Localized matchups dot the province
Beyond the battle over party leadership, symptoms of the UCP’s identity struggle have popped up elsewhere in the province.
In Livingstone-Macleod and Rimbey-Rocky Mountain House-Sundre, UCP constituency association members voted in new boards when they lost confidence in the previous members.
Parker said those efforts weren’t about ideological differences, but concerns that boards weren’t listening to party members.
The new board in Rimbey is now pushing to re-open candidate nominations, after a farmer associated with Take Back Alberta was disqualified. Incumbent MLA and former key Kenney cabinet minister Jason Nixon is the current candidate.
In Red Deer-South, business owner and once-PC candidate Adele Poratto is challenging incumbent MLA Jason Stephan for the nomination. Stephan was one of the first UCP MLAs to publicly say he’d lost confidence in Kenney as premier. People involved with Take Back Alberta have endorsed him online.

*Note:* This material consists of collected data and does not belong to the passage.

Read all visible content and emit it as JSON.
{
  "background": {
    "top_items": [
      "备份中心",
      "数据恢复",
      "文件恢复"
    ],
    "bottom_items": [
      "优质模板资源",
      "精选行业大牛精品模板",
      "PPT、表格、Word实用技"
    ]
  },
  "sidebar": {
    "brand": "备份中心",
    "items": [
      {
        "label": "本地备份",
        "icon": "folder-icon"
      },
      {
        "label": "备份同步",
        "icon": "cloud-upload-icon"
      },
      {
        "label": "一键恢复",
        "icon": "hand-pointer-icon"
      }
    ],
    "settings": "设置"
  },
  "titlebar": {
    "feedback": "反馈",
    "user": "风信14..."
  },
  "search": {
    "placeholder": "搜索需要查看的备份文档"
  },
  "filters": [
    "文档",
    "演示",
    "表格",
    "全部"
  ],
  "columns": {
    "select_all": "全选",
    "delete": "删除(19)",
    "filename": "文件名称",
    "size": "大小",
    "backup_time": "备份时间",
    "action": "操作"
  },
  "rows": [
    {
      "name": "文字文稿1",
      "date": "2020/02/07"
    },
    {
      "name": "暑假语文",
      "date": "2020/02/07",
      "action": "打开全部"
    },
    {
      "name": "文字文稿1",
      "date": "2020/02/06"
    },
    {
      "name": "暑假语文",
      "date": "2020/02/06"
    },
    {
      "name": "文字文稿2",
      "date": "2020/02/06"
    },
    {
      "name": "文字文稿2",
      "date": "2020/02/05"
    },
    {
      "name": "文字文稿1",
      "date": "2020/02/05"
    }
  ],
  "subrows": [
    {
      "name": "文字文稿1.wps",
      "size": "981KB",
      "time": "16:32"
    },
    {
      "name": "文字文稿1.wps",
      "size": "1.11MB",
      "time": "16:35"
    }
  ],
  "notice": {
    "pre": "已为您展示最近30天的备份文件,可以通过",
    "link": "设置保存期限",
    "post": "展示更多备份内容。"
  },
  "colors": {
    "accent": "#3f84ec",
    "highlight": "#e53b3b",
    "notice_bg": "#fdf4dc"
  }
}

The Livingstone-Macleod constituency re-opened candidate nominations after the party last fall disqualified Nadine Wellwood. She has said she was disqualified because of her social media posts.
Also last year, the party disqualified Jodie Gateman from challenging Cardston-Siksika MLA Joseph Schow for that nomination. She said the party also told her it was because of controversial social media posts about Muslims.
But in Ponoka, it’s local problems — not political wrangling — that some people have on their minds.
Rahul and Rashmi Mendhiratta co-own The Hitchin Post bar and grill. They want improvements in health care, and better post-secondary opportunities and transportation choices in the area. They say the street lights outside the bar on Highway 2A haven’t worked for years, and no level of government will take responsibility to get them working again.
Parker says many people misunderstand the movement he’s leading. He said it’s not about freedom fighters trying to seize control. It’s about forcing a political party to be accountable to its grassroots members and preventing a corrupting concentration of power.
And he doesn’t see it creating a chasm among conservatives as long as they have a common enemy.
“At the end of the day, Albertans are going to divide over whether or not they need to defeat the NDP,” he said. “Because there’s a pretty big consensus that no matter how bad the UCP is right now and how much work it needs, the NDP would be catastrophic.”